There are currently 23 active priests in the eparchy. In the next eight years, Lach estimates that the region will need 17 additional new priests. That is why he wants to focus the resources of the eparchy on fostering vocations and supporting priests and deacons, rather than on propping up parish buildings for the sake of an attachment to the building, he said.
“(I) want to invest funds in high-quality priestly preparation and formation of young men from the United States, who want to serve Christ in our eparchy, as well as in priests from Europe who will come to help us,” he said.
These funds will also go toward the support of currently active priests, as well as for those in retirement or those who will retire soon.

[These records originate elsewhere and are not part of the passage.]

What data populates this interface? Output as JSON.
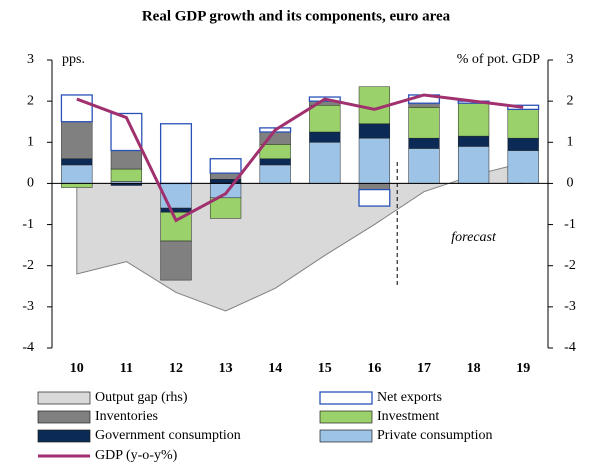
{
  "chart_data": {
    "type": "bar",
    "title": "Real GDP growth and its components, euro area",
    "y_label": "pps.",
    "y2_label": "% of pot. GDP",
    "annotation": "forecast",
    "categories": [
      "10",
      "11",
      "12",
      "13",
      "14",
      "15",
      "16",
      "17",
      "18",
      "19"
    ],
    "ylim": [
      -4,
      3
    ],
    "yticks": [
      -4,
      -3,
      -2,
      -1,
      0,
      1,
      2,
      3
    ],
    "y2lim": [
      -4,
      3
    ],
    "y2ticks": [
      -4,
      -3,
      -2,
      -1,
      0,
      1,
      2,
      3
    ],
    "series": [
      {
        "name": "Output gap (rhs)",
        "type": "area",
        "axis": "y2",
        "color": "#d9d9d9",
        "values": [
          -2.2,
          -1.9,
          -2.65,
          -3.1,
          -2.55,
          -1.75,
          -1.0,
          -0.2,
          0.2,
          0.5
        ]
      },
      {
        "name": "Net exports",
        "type": "bar",
        "style": "outline",
        "color": "#2952b8",
        "values": [
          0.65,
          0.9,
          1.45,
          0.35,
          0.1,
          0.1,
          -0.4,
          0.2,
          0.05,
          0.1
        ]
      },
      {
        "name": "Inventories",
        "type": "bar",
        "color": "#808080",
        "values": [
          0.9,
          0.45,
          -0.95,
          0.15,
          0.3,
          0.1,
          -0.15,
          0.1,
          0,
          0
        ]
      },
      {
        "name": "Investment",
        "type": "bar",
        "color": "#9bd16a",
        "values": [
          -0.1,
          0.3,
          -0.7,
          -0.5,
          0.35,
          0.65,
          0.9,
          0.75,
          0.8,
          0.7
        ]
      },
      {
        "name": "Government consumption",
        "type": "bar",
        "color": "#0b2a55",
        "values": [
          0.15,
          -0.05,
          -0.1,
          0.1,
          0.15,
          0.25,
          0.35,
          0.25,
          0.25,
          0.3
        ]
      },
      {
        "name": "Private consumption",
        "type": "bar",
        "color": "#9dc3e6",
        "values": [
          0.45,
          0.05,
          -0.6,
          -0.35,
          0.45,
          1.0,
          1.1,
          0.85,
          0.9,
          0.8
        ]
      },
      {
        "name": "GDP (y-o-y%)",
        "type": "line",
        "color": "#a0306e",
        "values": [
          2.05,
          1.6,
          -0.9,
          -0.25,
          1.3,
          2.05,
          1.8,
          2.15,
          2.0,
          1.85
        ]
      }
    ]
  }
}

At the end of his letter, Lach described the financial situation of the eparchy, and noted that the chancery of the eparchy will no longer be able to offset the debts of parishes and “pay the required amount to the priests’ pension fund or health insurance plan.”
At one time the eparchy had enough funds to provide this, Lach said, but those funds have run out, and indebted parishes will be expected to gradually repay their debts to the chancery “in the near future,” he noted.
Finally, Lach urged the people of the eparchy to work together in implementing his vision for the future of the eparchy.
“I am firmly convinced that our Byzantine Catholic Church in the United States has a future, because it offers the Gospel, the joyful message of the living Jesus Christ, through a millennia-old authentic experience. We must let others know about it,” he said.
“While I am willing to lead and to serve, all of us need to embrace our future together,” he added.
“I hope that you will share my optimism that our future is bright, but we must together embark on the right path. Please pray for me that I may receive the gifts of the Holy Spirit, especially the gift of discernment. I pray for you constantly that, by being united in Christ, in the end we will all meet in His heavenly home.”